PostgreSQL
So your Postgres server has run out of disk space
Section titled “So your Postgres server has run out of disk space”-
Don’t panic — Postgres should handle the situation cleanly
-
Check
tail /var/log/gitlab/postgresql/current
-
Check
select * from pg_replication_slots
-
Check
du -sh /var/opt/gitlab/postgresql/data/pg_xlog
In fact often Postgres will just generate regular transaction ERRORs and continue without crashing at all. This is especially true if it’s mainly running read-only queries. Whent there is disk space available again it will continue as if nothing happened. So if the server is still up focus on adding space or finding the log files or other files consuming space.

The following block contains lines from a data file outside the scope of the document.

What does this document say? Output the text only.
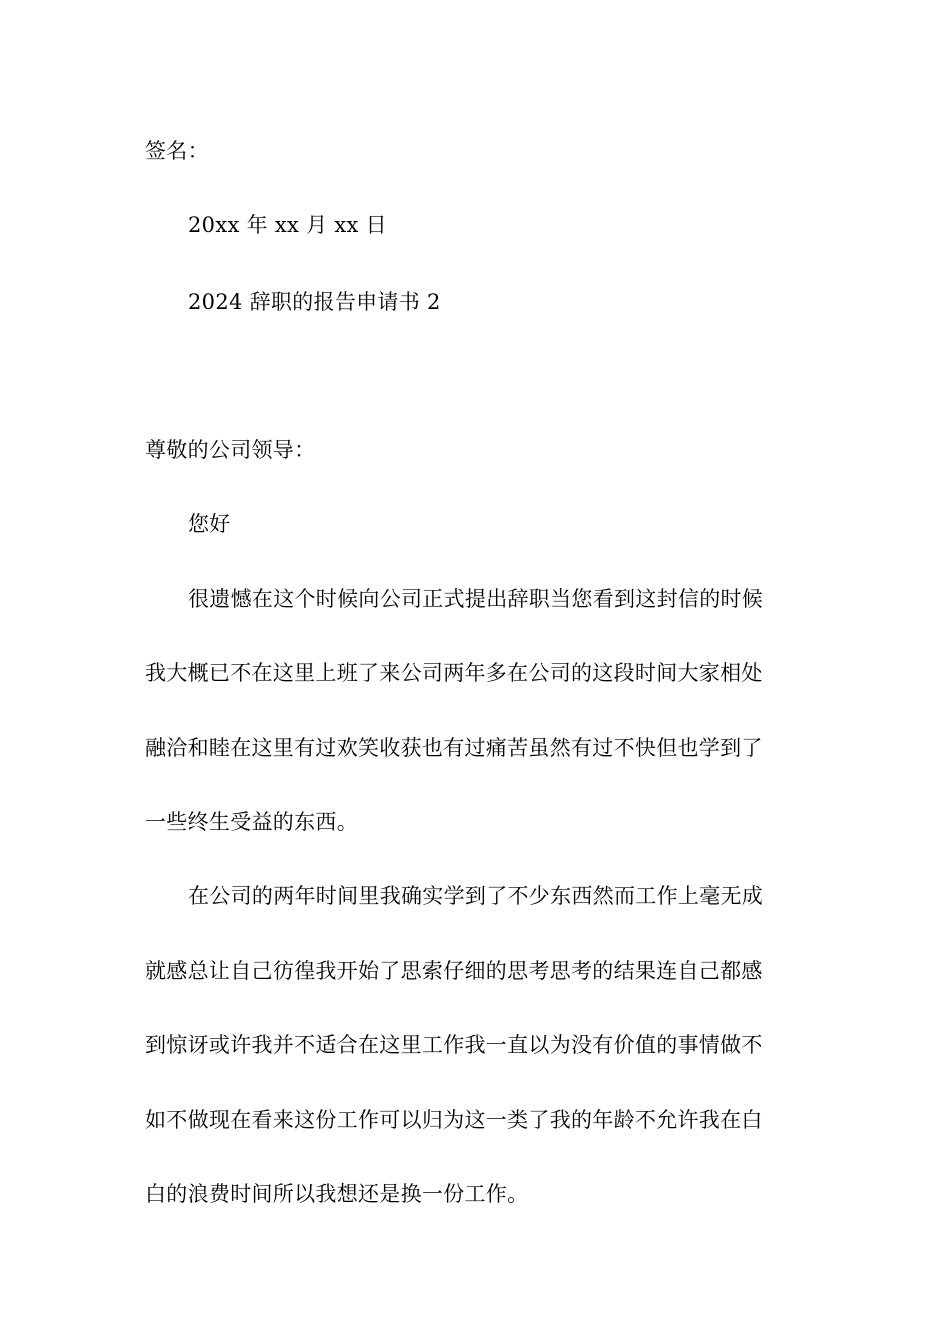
签名：
20xx 年 xx 月 xx 日
2024 辞职的报告申请书 2
尊敬的公司领导：
您好
很遗憾在这个时候向公司正式提出辞职当您看到这封信的时候
我大概已不在这里上班了来公司两年多在公司的这段时间大家相处
融洽和睦在这里有过欢笑收获也有过痛苦虽然有过不快但也学到了
一些终生受益的东西。
在公司的两年时间里我确实学到了不少东西然而工作上毫无成
就感总让自己彷徨我开始了思索仔细的思考思考的结果连自己都感
到惊讶或许我并不适合在这里工作我一直以为没有价值的事情做不
如不做现在看来这份工作可以归为这一类了我的年龄不允许我在白
白的浪费时间所以我想还是换一份工作。
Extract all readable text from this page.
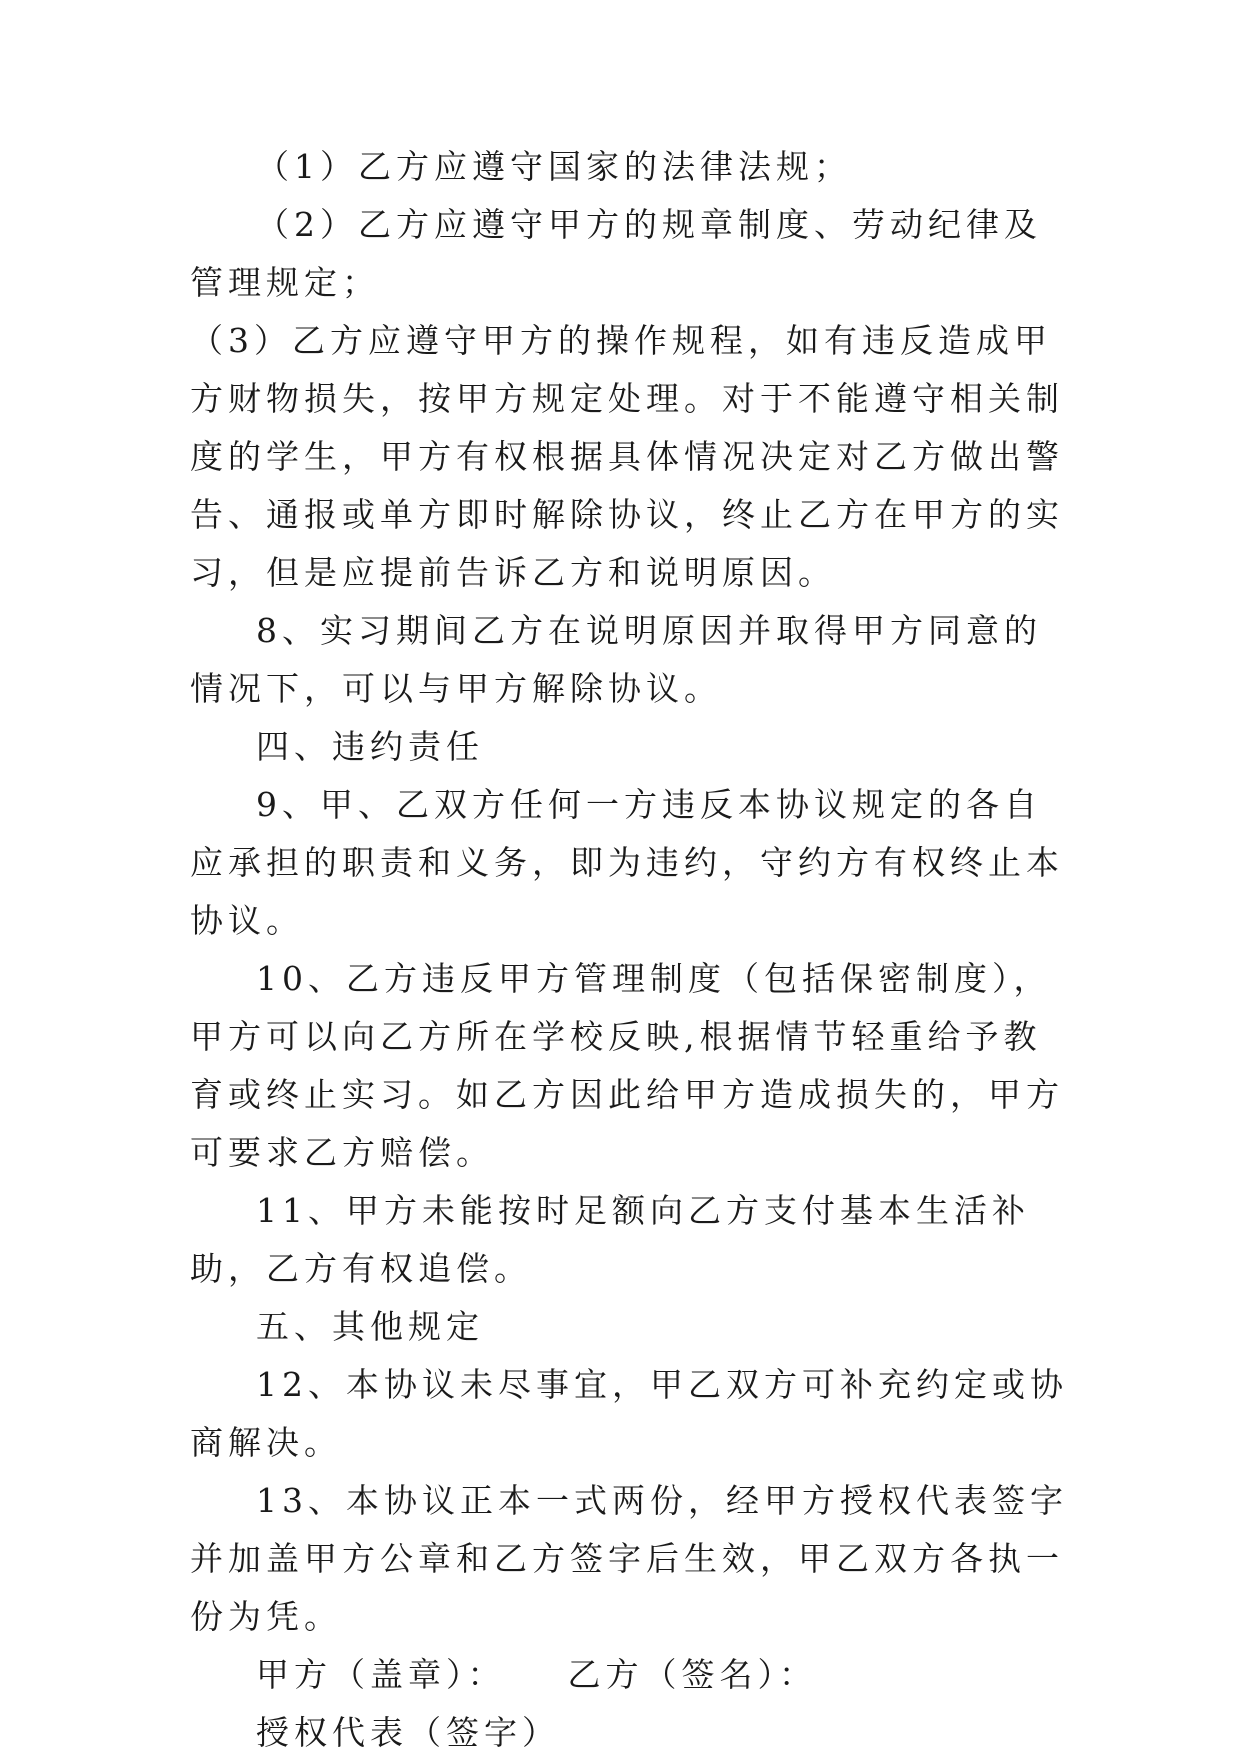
（1）乙方应遵守国家的法律法规；

（2）乙方应遵守甲方的规章制度、劳动纪律及管理规定；

（3）乙方应遵守甲方的操作规程，如有违反造成甲方财物损失，按甲方规定处理。对于不能遵守相关制度的学生，甲方有权根据具体情况决定对乙方做出警告、通报或单方即时解除协议，终止乙方在甲方的实习，但是应提前告诉乙方和说明原因。

8、实习期间乙方在说明原因并取得甲方同意的情况下，可以与甲方解除协议。

四、违约责任

9、甲、乙双方任何一方违反本协议规定的各自应承担的职责和义务，即为违约，守约方有权终止本协议。

10、乙方违反甲方管理制度（包括保密制度），甲方可以向乙方所在学校反映,根据情节轻重给予教育或终止实习。如乙方因此给甲方造成损失的，甲方可要求乙方赔偿。

11、甲方未能按时足额向乙方支付基本生活补助，乙方有权追偿。

五、其他规定

12、本协议未尽事宜，甲乙双方可补充约定或协商解决。

13、本协议正本一式两份，经甲方授权代表签字并加盖甲方公章和乙方签字后生效，甲乙双方各执一份为凭。

甲方（盖章）： 乙方（签名）：

授权代表（签字）
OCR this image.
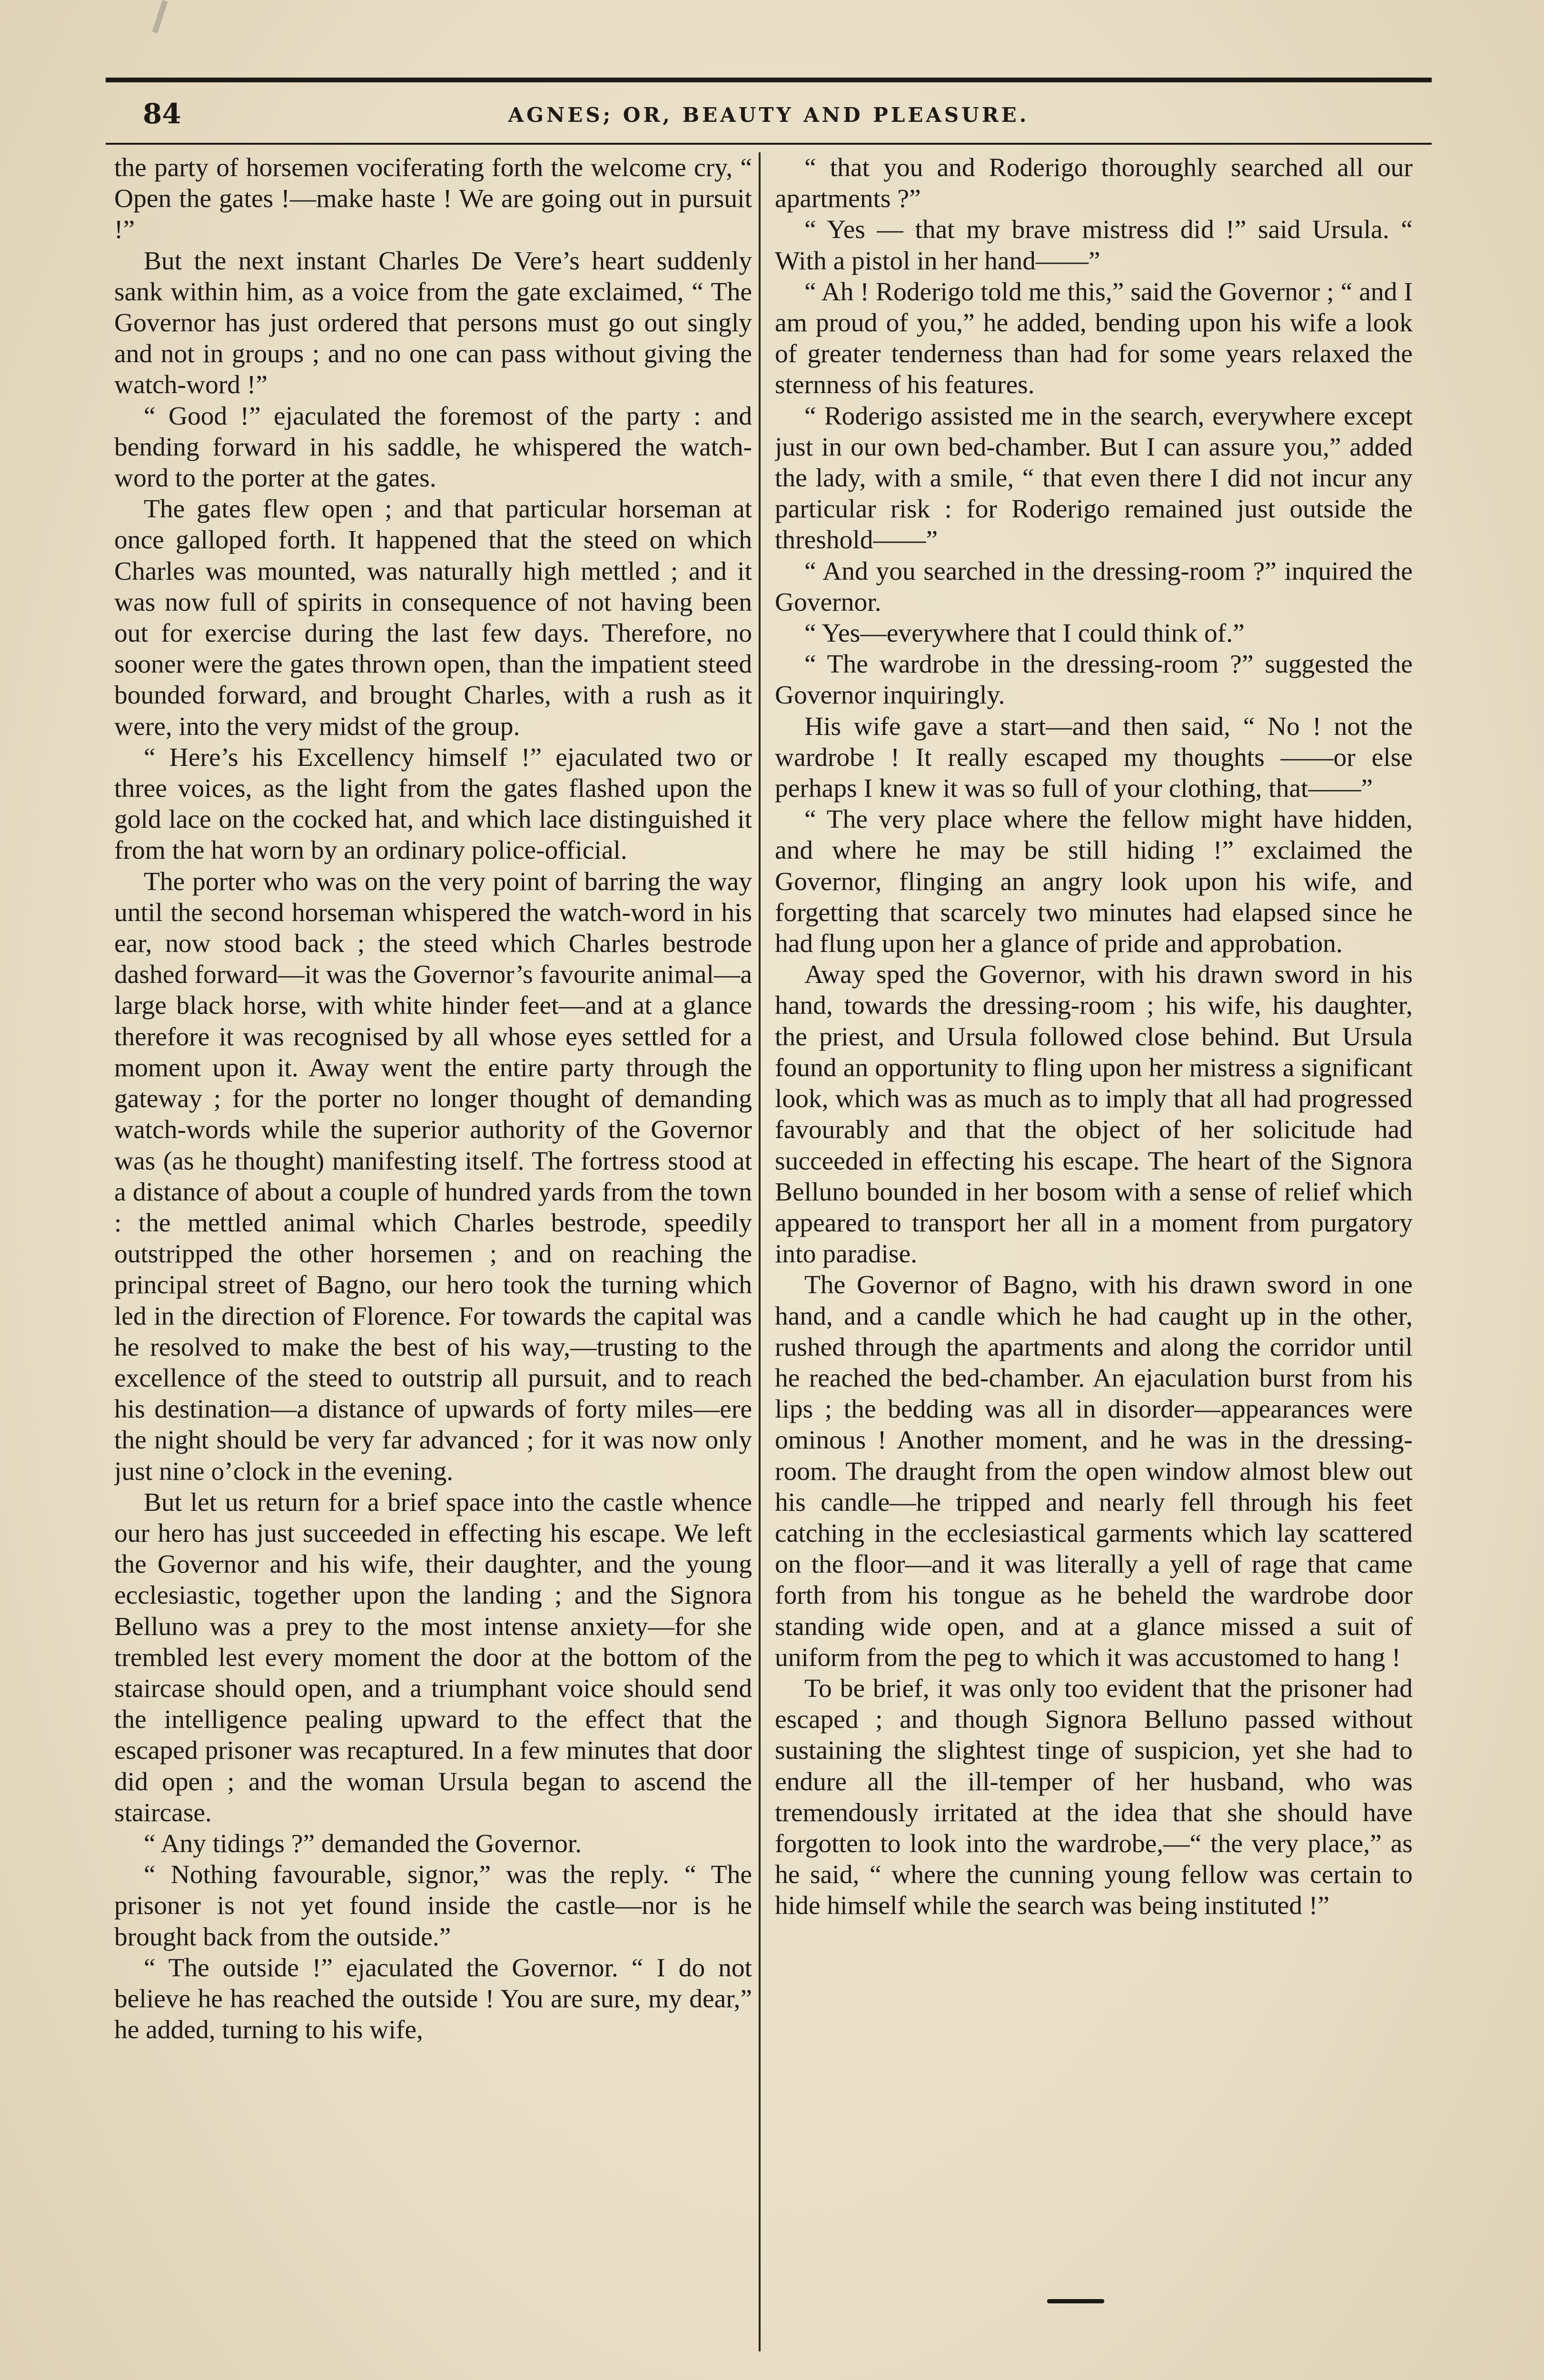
84	AGNES; OR, BEAUTY AND PLEASURE.

the party of horsemen vociferating forth the welcome cry, “ Open the gates !—make haste ! We are going out in pursuit !”

But the next instant Charles De Vere’s heart suddenly sank within him, as a voice from the gate exclaimed, “ The Governor has just ordered that persons must go out singly and not in groups ; and no one can pass without giving the watch-word !”

“ Good !” ejaculated the foremost of the party : and bending forward in his saddle, he whispered the watch-word to the porter at the gates.

The gates flew open ; and that particular horseman at once galloped forth. It happened that the steed on which Charles was mounted, was naturally high mettled ; and it was now full of spirits in consequence of not having been out for exercise during the last few days. Therefore, no sooner were the gates thrown open, than the impatient steed bounded forward, and brought Charles, with a rush as it were, into the very midst of the group.

“ Here’s his Excellency himself !” ejaculated two or three voices, as the light from the gates flashed upon the gold lace on the cocked hat, and which lace distinguished it from the hat worn by an ordinary police-official.

The porter who was on the very point of barring the way until the second horseman whispered the watch-word in his ear, now stood back ; the steed which Charles bestrode dashed forward—it was the Governor’s favourite animal—a large black horse, with white hinder feet—and at a glance therefore it was recognised by all whose eyes settled for a moment upon it. Away went the entire party through the gateway ; for the porter no longer thought of demanding watch-words while the superior authority of the Governor was (as he thought) manifesting itself. The fortress stood at a distance of about a couple of hundred yards from the town : the mettled animal which Charles bestrode, speedily outstripped the other horsemen ; and on reaching the principal street of Bagno, our hero took the turning which led in the direction of Florence. For towards the capital was he resolved to make the best of his way,—trusting to the excellence of the steed to outstrip all pursuit, and to reach his destination—a distance of upwards of forty miles—ere the night should be very far advanced ; for it was now only just nine o’clock in the evening.

But let us return for a brief space into the castle whence our hero has just succeeded in effecting his escape. We left the Governor and his wife, their daughter, and the young ecclesiastic, together upon the landing ; and the Signora Belluno was a prey to the most intense anxiety—for she trembled lest every moment the door at the bottom of the staircase should open, and a triumphant voice should send the intelligence pealing upward to the effect that the escaped prisoner was recaptured. In a few minutes that door did open ; and the woman Ursula began to ascend the staircase.

“ Any tidings ?” demanded the Governor.

“ Nothing favourable, signor,” was the reply. “ The prisoner is not yet found inside the castle—nor is he brought back from the outside.”

“ The outside !” ejaculated the Governor. “ I do not believe he has reached the outside ! You are sure, my dear,” he added, turning to his wife,

“ that you and Roderigo thoroughly searched all our apartments ?”

“ Yes — that my brave mistress did !” said Ursula. “ With a pistol in her hand——”

“ Ah ! Roderigo told me this,” said the Governor ; “ and I am proud of you,” he added, bending upon his wife a look of greater tenderness than had for some years relaxed the sternness of his features.

“ Roderigo assisted me in the search, everywhere except just in our own bed-chamber. But I can assure you,” added the lady, with a smile, “ that even there I did not incur any particular risk : for Roderigo remained just outside the threshold——”

“ And you searched in the dressing-room ?” inquired the Governor.

“ Yes—everywhere that I could think of.”

“ The wardrobe in the dressing-room ?” suggested the Governor inquiringly.

His wife gave a start—and then said, “ No ! not the wardrobe ! It really escaped my thoughts ——or else perhaps I knew it was so full of your clothing, that——”

“ The very place where the fellow might have hidden, and where he may be still hiding !” exclaimed the Governor, flinging an angry look upon his wife, and forgetting that scarcely two minutes had elapsed since he had flung upon her a glance of pride and approbation.

Away sped the Governor, with his drawn sword in his hand, towards the dressing-room ; his wife, his daughter, the priest, and Ursula followed close behind. But Ursula found an opportunity to fling upon her mistress a significant look, which was as much as to imply that all had progressed favourably and that the object of her solicitude had succeeded in effecting his escape. The heart of the Signora Belluno bounded in her bosom with a sense of relief which appeared to transport her all in a moment from purgatory into paradise.

The Governor of Bagno, with his drawn sword in one hand, and a candle which he had caught up in the other, rushed through the apartments and along the corridor until he reached the bed-chamber. An ejaculation burst from his lips ; the bedding was all in disorder—appearances were ominous ! Another moment, and he was in the dressing-room. The draught from the open window almost blew out his candle—he tripped and nearly fell through his feet catching in the ecclesiastical garments which lay scattered on the floor—and it was literally a yell of rage that came forth from his tongue as he beheld the wardrobe door standing wide open, and at a glance missed a suit of uniform from the peg to which it was accustomed to hang !

To be brief, it was only too evident that the prisoner had escaped ; and though Signora Belluno passed without sustaining the slightest tinge of suspicion, yet she had to endure all the ill-temper of her husband, who was tremendously irritated at the idea that she should have forgotten to look into the wardrobe,—“ the very place,” as he said, “ where the cunning young fellow was certain to hide himself while the search was being instituted !”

If it cannot write XLOG then it will crash. The log files will show a
PANIC
log message. But when the disk space is free again it should
start up and do regular crash recovery so still focus on adding space
or identifying the top consumer of space and cleaning it up.
- If the
pg_xlog
(orpg_wal
in PG 11+) directory is the problem:
If there’s a replication slot that has active
false and has a
markedly old restart_lsn
then it may be forcing Postgres to keep
lots of old xlog around.
If the replica cannot be resurrected (or if there are other healthy
replicas and you would rather get the primary back sooner and lose
this one) then run select pg_drop_replication_slot('slot_name');
If the server has already crashed then the best strategy is to find a
few gigabytes to remove, start it up and then run
pg_drop_replication_slot
as above. On our servers there is a file
DO_NOT_MOVE_THIS_FILE
which you can remove to create space to do
this.
Failing that you may have to remove old xlog files manually. This is extremely hazardous as if you remove a needed file the server will be lost and unable to recover.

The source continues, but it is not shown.